Efficiency Prediction and Mechanism Discovery for the CRISPR-Cas9 System
Abstract
CRISPR-Cas9 has been employed as a genome editing tool in a wide range of cells of different organisms. One of the biggest challenges it faces is to maintain the efficiency of the gene regulation. To address this challenge, we have designed in this study a data-driven approach based on machine learning to predict the efficiency and to discover the mechanism of CRISPR-Cas9. We have developed Bayesian Network models to model the relationships between sequence features of target DNA and the efficiency of CRISPR-Cas9 system. We first replicated results of 2 studies and explained why naive Bayes works better as a generative model than logistic regression.
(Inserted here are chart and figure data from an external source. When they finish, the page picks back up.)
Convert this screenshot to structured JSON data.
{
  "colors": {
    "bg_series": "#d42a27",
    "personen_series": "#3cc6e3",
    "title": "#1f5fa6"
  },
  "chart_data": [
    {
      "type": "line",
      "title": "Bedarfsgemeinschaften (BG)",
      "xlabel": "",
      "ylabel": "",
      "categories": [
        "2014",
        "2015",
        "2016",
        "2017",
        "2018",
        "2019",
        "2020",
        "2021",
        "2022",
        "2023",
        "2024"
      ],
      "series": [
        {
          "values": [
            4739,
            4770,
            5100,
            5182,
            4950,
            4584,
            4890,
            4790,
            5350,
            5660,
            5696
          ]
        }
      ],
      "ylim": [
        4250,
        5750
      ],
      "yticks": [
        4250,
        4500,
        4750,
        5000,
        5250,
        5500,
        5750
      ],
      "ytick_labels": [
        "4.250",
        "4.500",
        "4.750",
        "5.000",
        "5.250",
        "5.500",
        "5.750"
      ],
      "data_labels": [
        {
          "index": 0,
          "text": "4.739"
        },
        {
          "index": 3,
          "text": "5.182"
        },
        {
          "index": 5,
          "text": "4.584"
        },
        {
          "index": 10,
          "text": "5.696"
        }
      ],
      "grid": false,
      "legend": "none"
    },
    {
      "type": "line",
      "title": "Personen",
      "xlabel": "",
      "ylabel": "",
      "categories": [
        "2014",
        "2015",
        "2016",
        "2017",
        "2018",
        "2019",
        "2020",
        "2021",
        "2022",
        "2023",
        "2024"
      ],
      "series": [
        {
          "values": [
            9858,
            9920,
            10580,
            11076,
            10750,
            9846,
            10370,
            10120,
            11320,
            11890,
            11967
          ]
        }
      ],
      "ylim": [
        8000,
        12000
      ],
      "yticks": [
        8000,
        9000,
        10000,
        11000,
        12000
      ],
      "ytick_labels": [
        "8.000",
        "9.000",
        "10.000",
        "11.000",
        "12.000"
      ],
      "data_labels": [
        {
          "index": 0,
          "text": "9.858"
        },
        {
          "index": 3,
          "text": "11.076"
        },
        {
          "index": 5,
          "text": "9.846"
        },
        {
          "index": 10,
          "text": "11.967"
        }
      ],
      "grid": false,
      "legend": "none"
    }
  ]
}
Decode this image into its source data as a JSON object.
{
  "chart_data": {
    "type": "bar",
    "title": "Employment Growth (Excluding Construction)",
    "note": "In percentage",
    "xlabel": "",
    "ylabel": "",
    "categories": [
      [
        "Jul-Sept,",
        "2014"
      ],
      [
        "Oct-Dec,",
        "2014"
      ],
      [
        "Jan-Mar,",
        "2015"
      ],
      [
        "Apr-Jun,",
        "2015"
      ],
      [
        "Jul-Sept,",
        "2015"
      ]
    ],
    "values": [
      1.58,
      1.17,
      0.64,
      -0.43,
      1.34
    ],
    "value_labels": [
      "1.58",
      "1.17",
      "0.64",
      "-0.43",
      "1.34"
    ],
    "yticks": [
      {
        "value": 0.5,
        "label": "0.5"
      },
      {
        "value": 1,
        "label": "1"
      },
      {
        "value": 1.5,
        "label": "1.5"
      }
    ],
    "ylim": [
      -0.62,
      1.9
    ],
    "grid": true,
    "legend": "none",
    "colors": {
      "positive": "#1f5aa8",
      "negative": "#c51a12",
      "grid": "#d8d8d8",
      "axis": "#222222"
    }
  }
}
Then we solved the false conditional independence of the nucleotides assumption by changing the dummy encoding to k-mer encoding. We also adopted Bayesian network structure learning and inference to assess the prediction power of the model. We eventually used D-separation analysis to study the mechanism of the CRISRR/Cas9. We combined the latest CRISPR/Cas9 structure with our D-separation analysis results and we found that the location of the active site of Cas9 and the location of scissile bonds is consistent with our D-separation findings.
Citation
Yan, Yi (2018). Efficiency Prediction and Mechanism Discovery for the CRISPR-Cas9 System. Master's thesis, Texas A & M University. Available electronically from https : / /hdl .handle .net /1969 .1 /173628.